Chris Ayres, an attorney for Crusius' family, told The Associated Press the suspect's mother contacted the Allen Police Department regarding misgivings she had about a rifle Crusius had.
Ayres told CBS News there was "absolutely no fear of violence nor any belief of an intent to do harm" that led her to contact authorities.
The gunman's actions, his family told The Wall Street Journal, "were apparently influenced and informed by people we do not know, and from ideas and beliefs we do not accept or condone."
“He was raised in a family that taught love, kindness, respect, and tolerance — rejecting all forms of racism, prejudice, hatred, and violence," his family said.

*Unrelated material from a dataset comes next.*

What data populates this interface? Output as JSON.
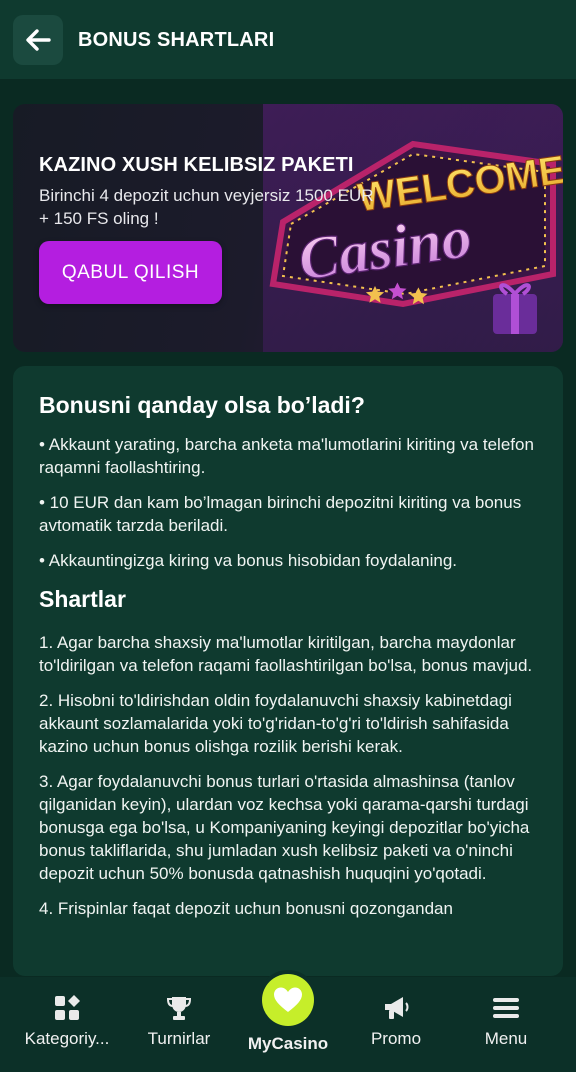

The mass shooting in El Paso on Saturday was one of the deadliest in modern U.S. history. At least 22 people were killed and another 25 were injured when the gunman opened fire inside the busy Walmart full of back-to-school shoppers.
An El Paso police spokesperson said Tuesday the suspect surrendered by getting out of his car with his hands raised after being confronted roughly a quarter-mile from the store. Officials said he confessed to an officer on a motorcycle that he was the shooter.
Cruisius was booked on capital murder charges. The El Paso district attorney said his office will seek the death penalty against the suspect, and federal authorities are investigating the massacre as domestic terrorism.
Separately, hours later, another gunman in Dayton, Ohio, opened fire outside a bar, killing nine people. Authorities said the suspect was armed with a .223-caliber rifle.
The Associated Press contributed to this report.